If the US Senate is all about massive affirmative action for favored groups of voters (and it is -- the favored groups of voters happen to be people who live in states with low populations, some of whom are urban like Rhode Island and some are rural like Idaho), then we ought to apply that massive affirmative action to *different* groups of voters. How about racial minorities (4% today)? Or women (17% today)? Or people under 45 (1% today)?

I'm aware, of course, of the political deal cut in Philadelphia in 1787, and at the time, the deal was as progressive as it was revolutionary. And at the time, I would have been an absolute zealot in favor of the new Constitution.

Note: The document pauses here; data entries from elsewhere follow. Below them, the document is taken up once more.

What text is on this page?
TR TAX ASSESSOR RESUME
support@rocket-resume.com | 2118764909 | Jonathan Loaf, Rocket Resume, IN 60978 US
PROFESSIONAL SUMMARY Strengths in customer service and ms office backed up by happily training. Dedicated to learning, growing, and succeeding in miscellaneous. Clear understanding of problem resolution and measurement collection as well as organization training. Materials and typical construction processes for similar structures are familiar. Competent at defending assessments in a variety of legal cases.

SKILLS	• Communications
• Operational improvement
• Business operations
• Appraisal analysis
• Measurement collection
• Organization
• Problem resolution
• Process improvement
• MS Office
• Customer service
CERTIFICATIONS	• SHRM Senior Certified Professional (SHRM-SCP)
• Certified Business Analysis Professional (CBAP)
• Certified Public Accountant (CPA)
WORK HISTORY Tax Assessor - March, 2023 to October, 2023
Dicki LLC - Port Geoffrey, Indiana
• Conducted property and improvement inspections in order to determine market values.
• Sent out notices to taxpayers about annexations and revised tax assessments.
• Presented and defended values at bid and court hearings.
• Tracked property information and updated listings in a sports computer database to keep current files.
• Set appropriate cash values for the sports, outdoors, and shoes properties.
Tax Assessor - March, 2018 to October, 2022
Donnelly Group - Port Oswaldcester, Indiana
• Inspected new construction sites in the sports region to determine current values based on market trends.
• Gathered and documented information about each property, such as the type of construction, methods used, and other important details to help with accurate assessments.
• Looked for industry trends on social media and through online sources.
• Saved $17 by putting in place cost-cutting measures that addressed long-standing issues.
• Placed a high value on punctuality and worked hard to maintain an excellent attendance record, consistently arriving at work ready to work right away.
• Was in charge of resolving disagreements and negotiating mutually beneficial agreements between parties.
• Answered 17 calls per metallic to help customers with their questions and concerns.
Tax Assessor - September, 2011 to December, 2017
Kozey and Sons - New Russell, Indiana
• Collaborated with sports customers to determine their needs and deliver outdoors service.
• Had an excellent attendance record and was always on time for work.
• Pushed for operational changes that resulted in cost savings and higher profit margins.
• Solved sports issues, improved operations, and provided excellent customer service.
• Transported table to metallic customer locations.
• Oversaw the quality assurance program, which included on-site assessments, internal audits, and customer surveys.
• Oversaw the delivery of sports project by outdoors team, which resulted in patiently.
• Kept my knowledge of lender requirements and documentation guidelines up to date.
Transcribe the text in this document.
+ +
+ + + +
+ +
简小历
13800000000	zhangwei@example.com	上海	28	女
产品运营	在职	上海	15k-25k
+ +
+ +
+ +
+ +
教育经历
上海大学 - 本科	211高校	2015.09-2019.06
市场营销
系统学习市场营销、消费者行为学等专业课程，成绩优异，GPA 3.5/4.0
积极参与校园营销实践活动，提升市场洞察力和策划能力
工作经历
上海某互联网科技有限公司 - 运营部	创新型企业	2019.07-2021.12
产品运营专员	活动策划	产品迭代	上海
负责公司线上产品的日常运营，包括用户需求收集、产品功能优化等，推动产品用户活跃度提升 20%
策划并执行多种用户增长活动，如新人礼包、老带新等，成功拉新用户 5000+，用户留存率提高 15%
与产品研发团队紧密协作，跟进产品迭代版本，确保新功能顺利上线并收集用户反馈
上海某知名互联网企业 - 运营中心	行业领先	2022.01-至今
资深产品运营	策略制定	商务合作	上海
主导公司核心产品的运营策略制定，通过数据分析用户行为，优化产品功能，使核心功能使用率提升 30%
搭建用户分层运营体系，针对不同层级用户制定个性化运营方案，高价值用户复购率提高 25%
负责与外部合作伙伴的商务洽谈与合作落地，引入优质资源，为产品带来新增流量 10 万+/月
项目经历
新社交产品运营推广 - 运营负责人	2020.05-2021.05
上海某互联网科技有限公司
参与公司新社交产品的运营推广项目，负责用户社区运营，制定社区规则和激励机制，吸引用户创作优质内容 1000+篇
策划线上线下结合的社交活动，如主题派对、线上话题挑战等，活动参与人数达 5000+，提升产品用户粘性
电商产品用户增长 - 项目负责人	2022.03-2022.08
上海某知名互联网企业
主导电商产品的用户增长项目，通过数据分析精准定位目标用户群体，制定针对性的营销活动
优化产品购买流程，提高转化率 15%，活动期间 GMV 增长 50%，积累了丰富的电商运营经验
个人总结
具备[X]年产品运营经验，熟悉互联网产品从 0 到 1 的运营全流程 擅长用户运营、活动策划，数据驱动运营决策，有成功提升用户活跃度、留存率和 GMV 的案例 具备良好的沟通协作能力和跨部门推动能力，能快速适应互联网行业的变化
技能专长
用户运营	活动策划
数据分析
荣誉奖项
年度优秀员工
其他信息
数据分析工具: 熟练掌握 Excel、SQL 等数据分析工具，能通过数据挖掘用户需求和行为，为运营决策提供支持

But today, that political deal doesn't make any sense. We used to elect our state legislatures the same way. And in the 1960s, the Supreme Court outlawed the practice (the best decisions of the 20th century, by the way), because anything besides one person, one vote violates our rights to equal representation. Fundamentally. We need to do the same with the United States Senate and, as Governor Pat Quinn of Illinois likes to say (in a different context): "make the will of the people the law of the land."

With the new rule of requiring 60 votes to pass anything -- that's not what happened as recently as the 1960s when we created Medicaid when only 51 votes were required -- the power of these affirmative action voters is multiplied even more. Now, the 33 million or so people who happen to live in California -- the rural people, the urban people, the suburban people who all happen to live in one big state -- only get 2% of the vote in the Senate. And meanwhile, the same number of people who happen to live in the 21 smallest states -- the rural people in Mississippi, the urban people in Rhode Island, the suburban people in Delaware -- get the power to block anything they don't want! It is so ridiculous on its face that I think we tend to lose sight of how bad these rules really are.

The need for political affirmative action in the Senate for people who happen to live in small population states ended long ago. And Americans are suffering from not being able to get what they want and what they voted for -- look at the health care reform bill as a prime example -- as a result of our refusal to modernize our most powerful legislative body.

At the absolute minimum, the 60 vote rule (or better put, the 2% block rule, since roughly 2% of the American population can elect Senators who can veto anything from passing) should be eliminated.

Let the will of the people be the law of the land.

And if you don't like it what the government does? Have another election and change it!